Deer Hunt Lovers Back in Action
We were back atop Elk Knob for twilight. Brandon stepped into a little band of huns, elevating his fever again. Then he sat and watched Sedge Basin and Muley Saddle while I backed against that bitterbrush commanding a view of Spring Draw and the main valley clear across to the next mountain range. I scoured the valley with a spotting scope and discovered why we weren’t seeing as many deer as we might have. An alfalfa field two miles away. Lush. Green. And swarming with 98 mule deer. Ninety-eight! Roughly half appeared to be fawns. It had been a wet summer and coyote numbers were low. Eight bucks mingled through the herd, two of them laboring under 4×4 racks of heavy bone sticking beyond their jackass ears. Brandon and I would have been happy to relieve them of their loads.
We were just falling under the shadow of the western mountain when six sharptails rose from the sage and flew our way. I watched them at 10X until I realized they were coming right for me. I dropped the binocular in time to see all of them back pedal and flutter into the grass and sage in front of me. The nearest was just 30 feet away.
Elk Knob was their ridge, a lek site during spring festivities. In fall the older cocks lead the young males to these traditional leks. They even do a bit of dance training. This prepares the youngsters for spring. Just in case the old timers celebrate winter by feeding hawks.

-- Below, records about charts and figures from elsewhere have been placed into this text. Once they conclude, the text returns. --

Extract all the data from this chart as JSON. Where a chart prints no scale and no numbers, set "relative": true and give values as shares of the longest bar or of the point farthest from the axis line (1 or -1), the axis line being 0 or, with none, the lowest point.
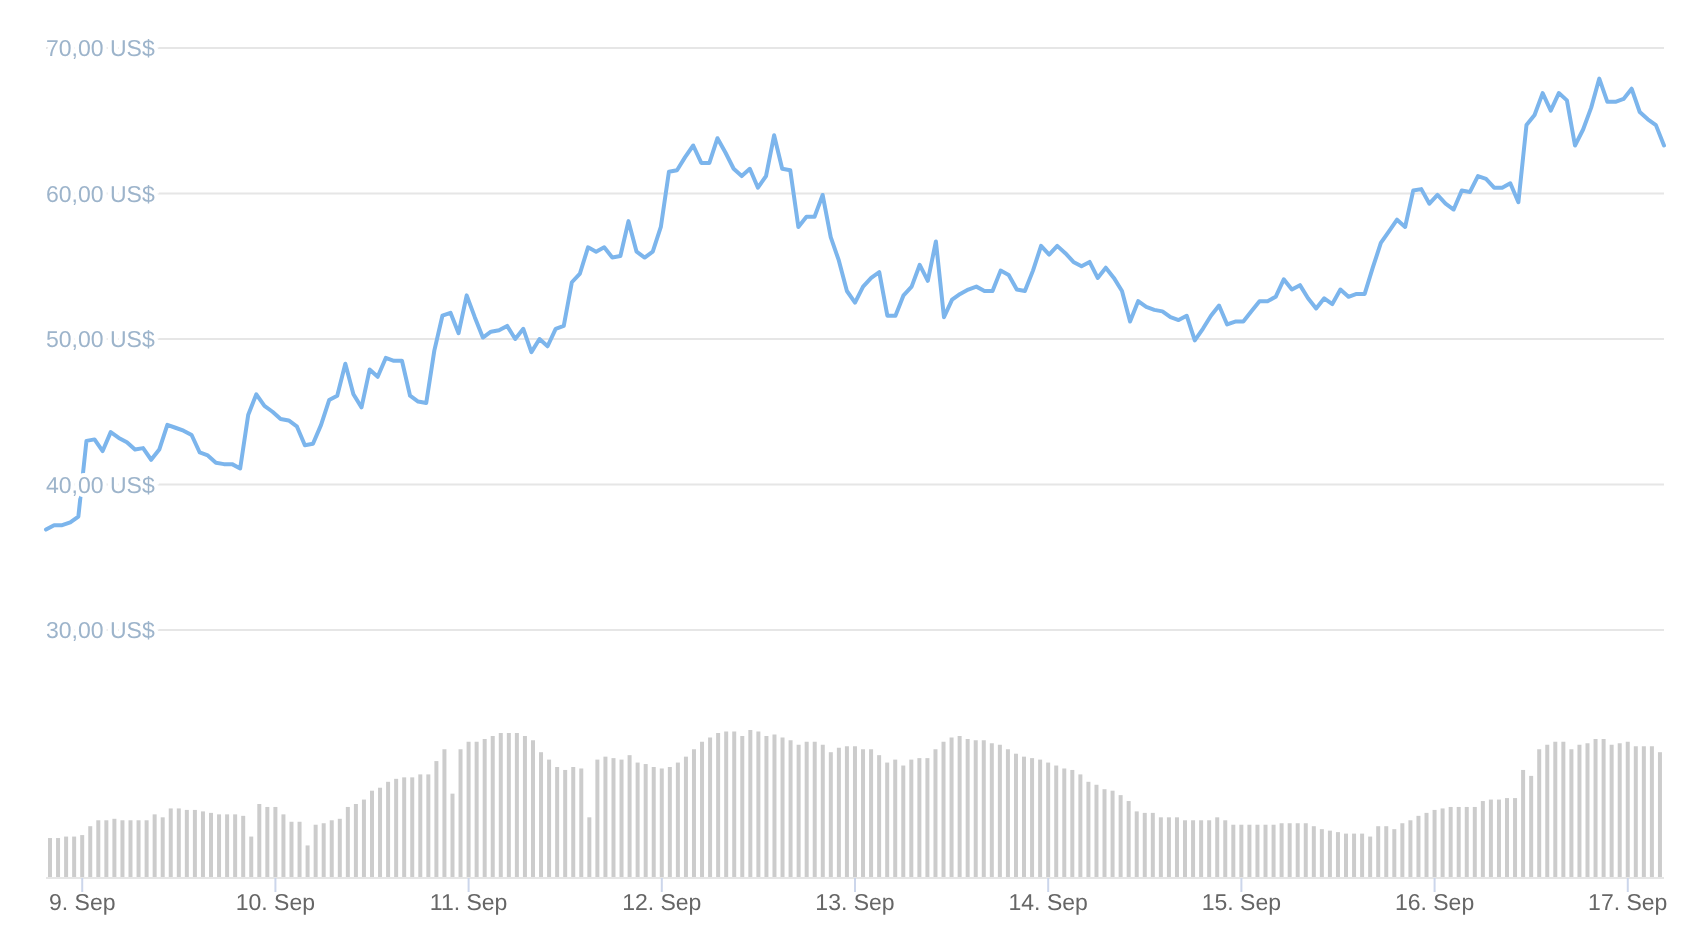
{
  "chart_data": [
    {
      "type": "line",
      "color": "#7cb5ec",
      "ylim": [
        30,
        70
      ],
      "yticks": [
        {
          "value": 30,
          "label": "30,00 US$"
        },
        {
          "value": 40,
          "label": "40,00 US$"
        },
        {
          "value": 50,
          "label": "50,00 US$"
        },
        {
          "value": 60,
          "label": "60,00 US$"
        },
        {
          "value": 70,
          "label": "70,00 US$"
        }
      ],
      "grid": "y",
      "categories": [
        null,
        null,
        null,
        null,
        null,
        null,
        null,
        null,
        null,
        null,
        null,
        null,
        null,
        null,
        null,
        null,
        null,
        null,
        null,
        null,
        null,
        null,
        null,
        null,
        null,
        null,
        null,
        null,
        null,
        null,
        null,
        null,
        null,
        null,
        null,
        null,
        null,
        null,
        null,
        null,
        null,
        null,
        null,
        null,
        null,
        null,
        null,
        null,
        null,
        null,
        null,
        null,
        null,
        null,
        null,
        null,
        null,
        null,
        null,
        null,
        null,
        null,
        null,
        null,
        null,
        null,
        null,
        null,
        null,
        null,
        null,
        null,
        null,
        null,
        null,
        null,
        null,
        null,
        null,
        null,
        null,
        null,
        null,
        null,
        null,
        null,
        null,
        null,
        null,
        null,
        null,
        null,
        null,
        null,
        null,
        null,
        null,
        null,
        null,
        null,
        null,
        null,
        null,
        null,
        null,
        null,
        null,
        null,
        null,
        null,
        null,
        null,
        null,
        null,
        null,
        null,
        null,
        null,
        null,
        null,
        null,
        null,
        null,
        null,
        null,
        null,
        null,
        null,
        null,
        null,
        null,
        null,
        null,
        null,
        null,
        null,
        null,
        null,
        null,
        null,
        null,
        null,
        null,
        null,
        null,
        null,
        null,
        null,
        null,
        null,
        null,
        null,
        null,
        null,
        null,
        null,
        null,
        null,
        null,
        null,
        null,
        null,
        null,
        null,
        null,
        null,
        null,
        null,
        null,
        null,
        null,
        null,
        null,
        null,
        null,
        null,
        null,
        null,
        null,
        null,
        null,
        null,
        null,
        null,
        null,
        null,
        null,
        null,
        null,
        null,
        null,
        null,
        null,
        null,
        null,
        null,
        null,
        null,
        null,
        null,
        null
      ],
      "values": [
        36.9,
        37.2,
        37.2,
        37.4,
        37.8,
        43.0,
        43.1,
        42.3,
        43.6,
        43.2,
        42.9,
        42.4,
        42.5,
        41.7,
        42.4,
        44.1,
        43.9,
        43.7,
        43.4,
        42.2,
        42.0,
        41.5,
        41.4,
        41.4,
        41.1,
        44.8,
        46.2,
        45.4,
        45.0,
        44.5,
        44.4,
        44.0,
        42.7,
        42.8,
        44.1,
        45.8,
        46.1,
        48.3,
        46.2,
        45.3,
        47.9,
        47.4,
        48.7,
        48.5,
        48.5,
        46.1,
        45.7,
        45.6,
        49.2,
        51.6,
        51.8,
        50.4,
        53.0,
        51.5,
        50.1,
        50.5,
        50.6,
        50.9,
        50.0,
        50.7,
        49.1,
        50.0,
        49.5,
        50.7,
        50.9,
        53.9,
        54.5,
        56.3,
        56.0,
        56.3,
        55.6,
        55.7,
        58.1,
        56.0,
        55.6,
        56.0,
        57.7,
        61.5,
        61.6,
        62.5,
        63.3,
        62.1,
        62.1,
        63.8,
        62.8,
        61.7,
        61.2,
        61.7,
        60.4,
        61.2,
        64.0,
        61.7,
        61.6,
        57.7,
        58.4,
        58.4,
        59.9,
        57.0,
        55.4,
        53.3,
        52.5,
        53.6,
        54.2,
        54.6,
        51.6,
        51.6,
        53.0,
        53.6,
        55.1,
        54.0,
        56.7,
        51.5,
        52.7,
        53.1,
        53.4,
        53.6,
        53.3,
        53.3,
        54.7,
        54.4,
        53.4,
        53.3,
        54.7,
        56.4,
        55.8,
        56.4,
        55.9,
        55.3,
        55.0,
        55.3,
        54.2,
        54.9,
        54.2,
        53.3,
        51.2,
        52.6,
        52.2,
        52.0,
        51.9,
        51.5,
        51.3,
        51.6,
        49.9,
        50.7,
        51.6,
        52.3,
        51.0,
        51.2,
        51.2,
        51.9,
        52.6,
        52.6,
        52.9,
        54.1,
        53.4,
        53.7,
        52.8,
        52.1,
        52.8,
        52.4,
        53.4,
        52.9,
        53.1,
        53.1,
        54.9,
        56.6,
        57.4,
        58.2,
        57.7,
        60.2,
        60.3,
        59.3,
        59.9,
        59.3,
        58.9,
        60.2,
        60.1,
        61.2,
        61.0,
        60.4,
        60.4,
        60.7,
        59.4,
        64.7,
        65.4,
        66.9,
        65.7,
        66.9,
        66.4,
        63.3,
        64.4,
        65.9,
        67.9,
        66.3,
        66.3,
        66.5,
        67.2,
        65.6,
        65.1,
        64.7,
        63.3
      ]
    },
    {
      "type": "bar",
      "color": "#cccccc",
      "relative": true,
      "categories": [
        null,
        null,
        null,
        null,
        "9. Sep",
        null,
        null,
        null,
        null,
        null,
        null,
        null,
        null,
        null,
        null,
        null,
        null,
        null,
        null,
        null,
        null,
        null,
        null,
        null,
        null,
        null,
        null,
        null,
        "10. Sep",
        null,
        null,
        null,
        null,
        null,
        null,
        null,
        null,
        null,
        null,
        null,
        null,
        null,
        null,
        null,
        null,
        null,
        null,
        null,
        null,
        null,
        null,
        null,
        "11. Sep",
        null,
        null,
        null,
        null,
        null,
        null,
        null,
        null,
        null,
        null,
        null,
        null,
        null,
        null,
        null,
        null,
        null,
        null,
        null,
        null,
        null,
        null,
        null,
        "12. Sep",
        null,
        null,
        null,
        null,
        null,
        null,
        null,
        null,
        null,
        null,
        null,
        null,
        null,
        null,
        null,
        null,
        null,
        null,
        null,
        null,
        null,
        null,
        null,
        "13. Sep",
        null,
        null,
        null,
        null,
        null,
        null,
        null,
        null,
        null,
        null,
        null,
        null,
        null,
        null,
        null,
        null,
        null,
        null,
        null,
        null,
        null,
        null,
        null,
        "14. Sep",
        null,
        null,
        null,
        null,
        null,
        null,
        null,
        null,
        null,
        null,
        null,
        null,
        null,
        null,
        null,
        null,
        null,
        null,
        null,
        null,
        null,
        null,
        null,
        "15. Sep",
        null,
        null,
        null,
        null,
        null,
        null,
        null,
        null,
        null,
        null,
        null,
        null,
        null,
        null,
        null,
        null,
        null,
        null,
        null,
        null,
        null,
        null,
        null,
        "16. Sep",
        null,
        null,
        null,
        null,
        null,
        null,
        null,
        null,
        null,
        null,
        null,
        null,
        null,
        null,
        null,
        null,
        null,
        null,
        null,
        null,
        null,
        null,
        null,
        "17. Sep",
        null,
        null,
        null,
        null
      ],
      "values": [
        0.27,
        0.27,
        0.28,
        0.28,
        0.29,
        0.35,
        0.39,
        0.39,
        0.4,
        0.39,
        0.39,
        0.39,
        0.39,
        0.43,
        0.41,
        0.47,
        0.47,
        0.46,
        0.46,
        0.45,
        0.44,
        0.43,
        0.43,
        0.43,
        0.42,
        0.28,
        0.5,
        0.48,
        0.48,
        0.43,
        0.38,
        0.38,
        0.22,
        0.36,
        0.37,
        0.39,
        0.4,
        0.48,
        0.5,
        0.53,
        0.59,
        0.61,
        0.65,
        0.67,
        0.68,
        0.68,
        0.7,
        0.7,
        0.79,
        0.87,
        0.57,
        0.87,
        0.92,
        0.92,
        0.94,
        0.96,
        0.98,
        0.98,
        0.98,
        0.96,
        0.93,
        0.85,
        0.8,
        0.75,
        0.73,
        0.75,
        0.74,
        0.41,
        0.8,
        0.82,
        0.81,
        0.8,
        0.83,
        0.78,
        0.77,
        0.75,
        0.74,
        0.75,
        0.78,
        0.82,
        0.87,
        0.92,
        0.95,
        0.98,
        0.99,
        0.99,
        0.96,
        1,
        0.99,
        0.96,
        0.97,
        0.95,
        0.93,
        0.9,
        0.92,
        0.92,
        0.9,
        0.85,
        0.88,
        0.89,
        0.89,
        0.87,
        0.87,
        0.83,
        0.78,
        0.8,
        0.76,
        0.8,
        0.81,
        0.81,
        0.87,
        0.92,
        0.95,
        0.96,
        0.94,
        0.93,
        0.93,
        0.91,
        0.9,
        0.87,
        0.84,
        0.82,
        0.81,
        0.8,
        0.78,
        0.76,
        0.74,
        0.73,
        0.7,
        0.65,
        0.63,
        0.6,
        0.59,
        0.56,
        0.52,
        0.45,
        0.44,
        0.44,
        0.41,
        0.41,
        0.41,
        0.39,
        0.39,
        0.39,
        0.39,
        0.41,
        0.39,
        0.36,
        0.36,
        0.36,
        0.36,
        0.36,
        0.36,
        0.37,
        0.37,
        0.37,
        0.37,
        0.35,
        0.33,
        0.32,
        0.31,
        0.3,
        0.3,
        0.3,
        0.28,
        0.35,
        0.35,
        0.33,
        0.37,
        0.39,
        0.42,
        0.44,
        0.46,
        0.47,
        0.48,
        0.48,
        0.48,
        0.48,
        0.52,
        0.53,
        0.53,
        0.54,
        0.54,
        0.73,
        0.69,
        0.87,
        0.9,
        0.92,
        0.92,
        0.87,
        0.9,
        0.91,
        0.94,
        0.94,
        0.9,
        0.91,
        0.92,
        0.89,
        0.89,
        0.89,
        0.85
      ]
    }
  ]
}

The closest bird detected me within seconds of landing and flushed, but landed again when it realized the others weren’t panicking. Heads popped above the grass, ducked, and re-emerged in new locations. I mimicked the calls they use on their leks, something like “chuckle-uckle” said back in the throat. They seemed to calm. Stayed. Just long enough for a mule deer fawn to walk out of Spring Draw and “dum tee dum tee dee” right into the middle of the covey. It erupted, six beautiful, white-and-gray prairie grouse flaring like a star burst all around and over that little gray deer. The fawn didn’t even flinch. I’d have jumped half out of my camouflage.
Soaking Up the Remains of the Day
Brandon crawled over from his post behind me. I described what he missed. Then we watched two forkhorns and a doe feed up from Spring Draw and cross over into Barn Draw. A rooster pheasant cackled far down slope and I found him in the binocular, gliding off Windy Ridge into the neighbor’s wooded draw for the night. During the last fifteen minutes of shooting light three forkhorn bucks minced from the upper end of the Spring Draw woods. They paralleled the fence, an easy 200 yard shot. Brandon was on them, his rifle in the sticks. But before he could shoot, they hopped the fence. Instantly Dancing Spring Ranch deer became the neighbor’s deer.

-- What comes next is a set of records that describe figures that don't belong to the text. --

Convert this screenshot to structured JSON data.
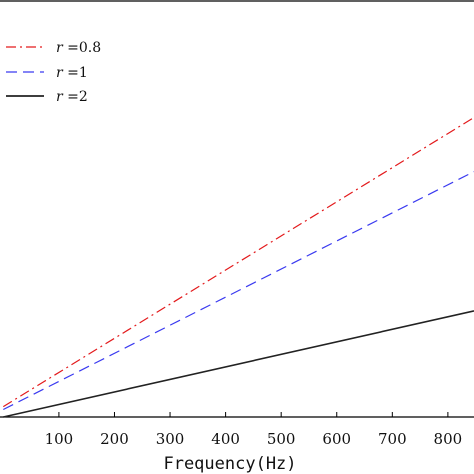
{
  "chart_data": {
    "type": "line",
    "title": "",
    "xlabel": "Frequency(Hz)",
    "ylabel": "",
    "xlim": [
      -6,
      847
    ],
    "ylim": [
      0,
      1
    ],
    "x_ticks": [
      100,
      200,
      300,
      400,
      500,
      600,
      700,
      800
    ],
    "x_tick_labels": [
      "100",
      "200",
      "300",
      "400",
      "500",
      "600",
      "700",
      "800"
    ],
    "grid": false,
    "legend_position": "top-left",
    "legend": [
      {
        "var": "r",
        "eq": " =",
        "value": "0.8"
      },
      {
        "var": "r",
        "eq": " =",
        "value": "1"
      },
      {
        "var": "r",
        "eq": " =",
        "value": "2"
      }
    ],
    "series": [
      {
        "name": "r = 0.8",
        "color": "#e31a1c",
        "dash": "dashdot",
        "x": [
          0,
          847
        ],
        "y": [
          0.025,
          0.72
        ]
      },
      {
        "name": "r = 1",
        "color": "#3a3af0",
        "dash": "dashed",
        "x": [
          0,
          847
        ],
        "y": [
          0.018,
          0.59
        ]
      },
      {
        "name": "r = 2",
        "color": "#222222",
        "dash": "solid",
        "x": [
          0,
          847
        ],
        "y": [
          0.0,
          0.255
        ]
      }
    ]
  }
}
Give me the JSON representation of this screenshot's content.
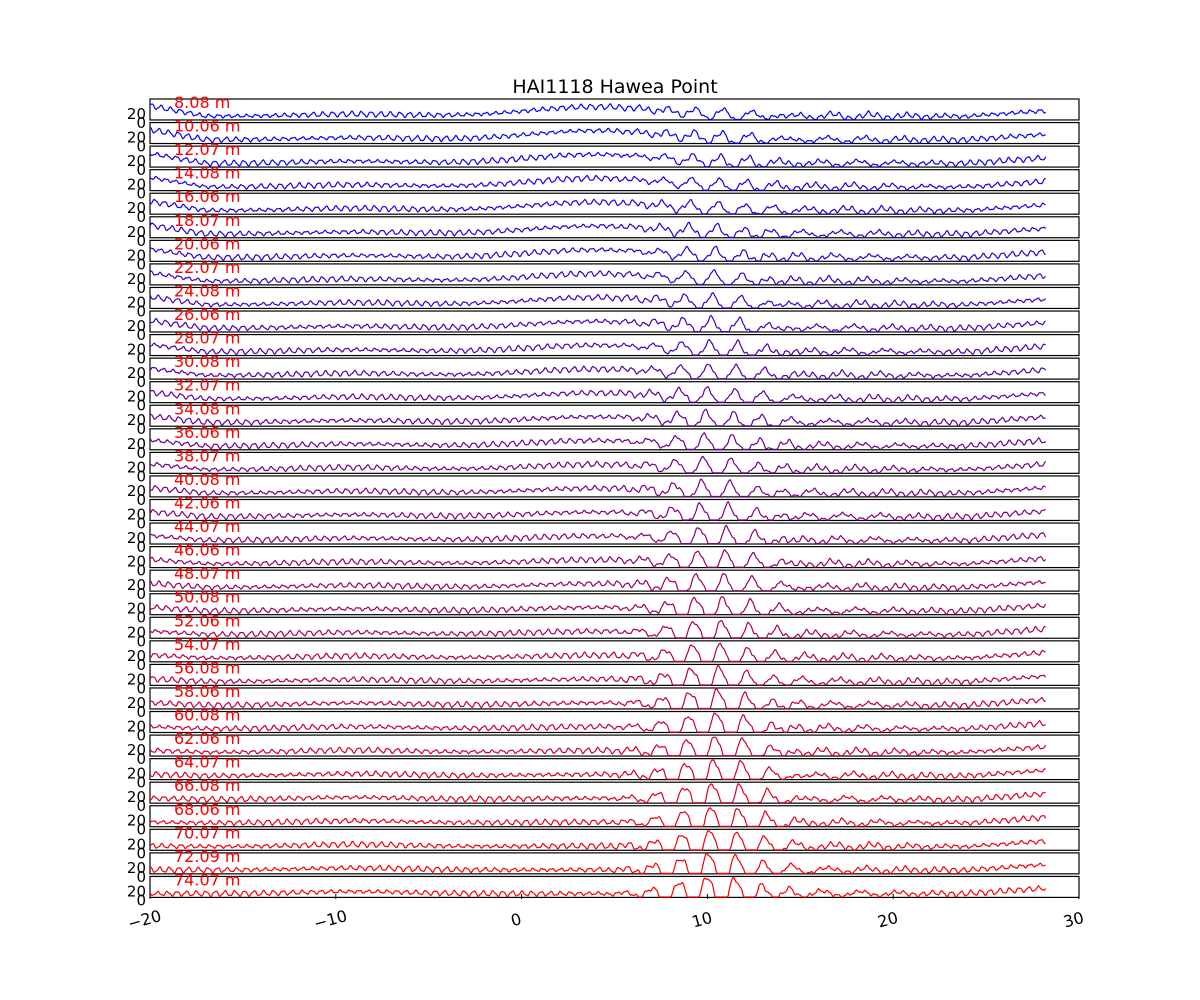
{
  "chart_data": {
    "type": "line",
    "title": "HAI1118   Hawea Point",
    "xlabel": "",
    "ylabel": "",
    "xlim": [
      -20,
      30
    ],
    "xticks": [
      "−20",
      "−10",
      "0",
      "10",
      "20",
      "30"
    ],
    "xtick_values": [
      -20,
      -10,
      0,
      10,
      20,
      30
    ],
    "yticks": [
      "20",
      "0"
    ],
    "grid": false,
    "legend": "none",
    "label_color": "#ff0000",
    "series_color_start": "#0000ff",
    "series_color_end": "#ff0000",
    "series": [
      {
        "label": "8.08 m"
      },
      {
        "label": "10.06 m"
      },
      {
        "label": "12.07 m"
      },
      {
        "label": "14.08 m"
      },
      {
        "label": "16.06 m"
      },
      {
        "label": "18.07 m"
      },
      {
        "label": "20.06 m"
      },
      {
        "label": "22.07 m"
      },
      {
        "label": "24.08 m"
      },
      {
        "label": "26.06 m"
      },
      {
        "label": "28.07 m"
      },
      {
        "label": "30.08 m"
      },
      {
        "label": "32.07 m"
      },
      {
        "label": "34.08 m"
      },
      {
        "label": "36.06 m"
      },
      {
        "label": "38.07 m"
      },
      {
        "label": "40.08 m"
      },
      {
        "label": "42.06 m"
      },
      {
        "label": "44.07 m"
      },
      {
        "label": "46.06 m"
      },
      {
        "label": "48.07 m"
      },
      {
        "label": "50.08 m"
      },
      {
        "label": "52.06 m"
      },
      {
        "label": "54.07 m"
      },
      {
        "label": "56.08 m"
      },
      {
        "label": "58.06 m"
      },
      {
        "label": "60.08 m"
      },
      {
        "label": "62.06 m"
      },
      {
        "label": "64.07 m"
      },
      {
        "label": "66.08 m"
      },
      {
        "label": "68.06 m"
      },
      {
        "label": "70.07 m"
      },
      {
        "label": "72.09 m"
      },
      {
        "label": "74.07 m"
      }
    ]
  }
}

“Ready to go?” Brandon asked once they’d walked out of view. He sounded only mildly disappointed.
“Sure, but if you don’t mind waiting a minute or two, the moon should rise over that mountain. Just right of the peak.” A minute later a sliver of silver crested the snowcapped mountain. We could see the turn of the Earth then, its crenated crust sliding under the orb of its satellite, which gave the illusion of the moon sliding up into the deep purple twilight. Far away a coyote howled. Wood smoke curled from our chimney in the valley below, the promise of warmth against the chill of nightfall.
It was a glorious setting, all this. The remains of the day. A perfect scene for lovers wasted on Brandon and his old father-in-law. Or maybe not. For we were lovers. Brandon was falling in love with this annual undertaking we call deer hunting. And I, after 50 years, in love with it still.
Ron Spomer sometimes thinks his hunting world is too beautiful.